Crystal structures of the Toxoplasma gondii hypoxanthine-guanine phosphoribosyltransferase-GMP and -IMP complexes:: Comparison of purine binding interactions with the XMP complex

The crystal structures of the guanosine 5'-monophosphate (GMP) and inosine 5'-monophosphate (LMP) complexes of Toxoplasma gondii hypoxanthine-guanine phosphoribosyltransferase (HGPRT) have been determined at 1.65 and 1.90 Angstrom resolution. These complexes, which crystallize in space groups P2(1) (a = 65.45 Angstrom, b = 90.84 Angstrom, c = 80.26 Angstrom, and beta = 92.53 degrees) and P2(1)2(1)2(1) (a = 84.54 Angstrom, b = 102.44 Angstrom, and 108.83 Angstrom), each comprise a tetramer in the crystallographic asymmetric unit. All active sites in the tetramers are fully occupied by the nucleotide. Comparison of these structures with that of the xanthosine 5'-monophosphate (XMP)-pyrophosphate-Mg2+ ternary complex reported in the following article [Heroux, A., et al. (1999) Biochemistry 38, 14495-14506] shows how T. gondii HGPRT is able to recognize guanine, hypoxanthine, and xanthine as substrates, and suggests why the human enzyme cannot use xanthine efficiently.
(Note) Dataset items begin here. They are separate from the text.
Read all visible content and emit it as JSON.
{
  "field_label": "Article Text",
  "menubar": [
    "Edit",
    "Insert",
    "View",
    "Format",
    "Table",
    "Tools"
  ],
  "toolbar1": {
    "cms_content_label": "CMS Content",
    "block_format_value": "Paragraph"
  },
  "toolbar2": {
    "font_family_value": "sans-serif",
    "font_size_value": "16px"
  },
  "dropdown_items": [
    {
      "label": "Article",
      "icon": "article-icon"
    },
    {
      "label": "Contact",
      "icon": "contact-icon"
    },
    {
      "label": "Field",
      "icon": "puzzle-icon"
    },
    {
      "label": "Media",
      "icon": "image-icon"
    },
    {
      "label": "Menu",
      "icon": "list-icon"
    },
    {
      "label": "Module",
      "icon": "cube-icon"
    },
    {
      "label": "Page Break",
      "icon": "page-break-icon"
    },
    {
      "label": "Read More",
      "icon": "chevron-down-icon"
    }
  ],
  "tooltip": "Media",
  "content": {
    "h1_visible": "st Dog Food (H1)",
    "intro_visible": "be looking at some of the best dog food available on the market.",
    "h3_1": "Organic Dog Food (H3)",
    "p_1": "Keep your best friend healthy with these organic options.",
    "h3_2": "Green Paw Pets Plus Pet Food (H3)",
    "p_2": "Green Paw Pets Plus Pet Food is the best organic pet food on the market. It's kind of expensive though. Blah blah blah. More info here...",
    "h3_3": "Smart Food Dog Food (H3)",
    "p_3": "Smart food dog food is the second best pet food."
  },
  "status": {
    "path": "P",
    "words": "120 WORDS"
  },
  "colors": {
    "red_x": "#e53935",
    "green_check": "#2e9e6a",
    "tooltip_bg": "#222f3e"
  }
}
Comparison with the apoenzyme reveals the structural changes that occur upon binding of purines and ribose 5'-phosphate to HGPRT. Two structural features important to the HGPRT mechanism, a previously unrecognized active site loop (loop III', residues 180-184) and an active site peptide bond (Leu78-Lys79) that adopts both the cis and the trans configurations, are presented.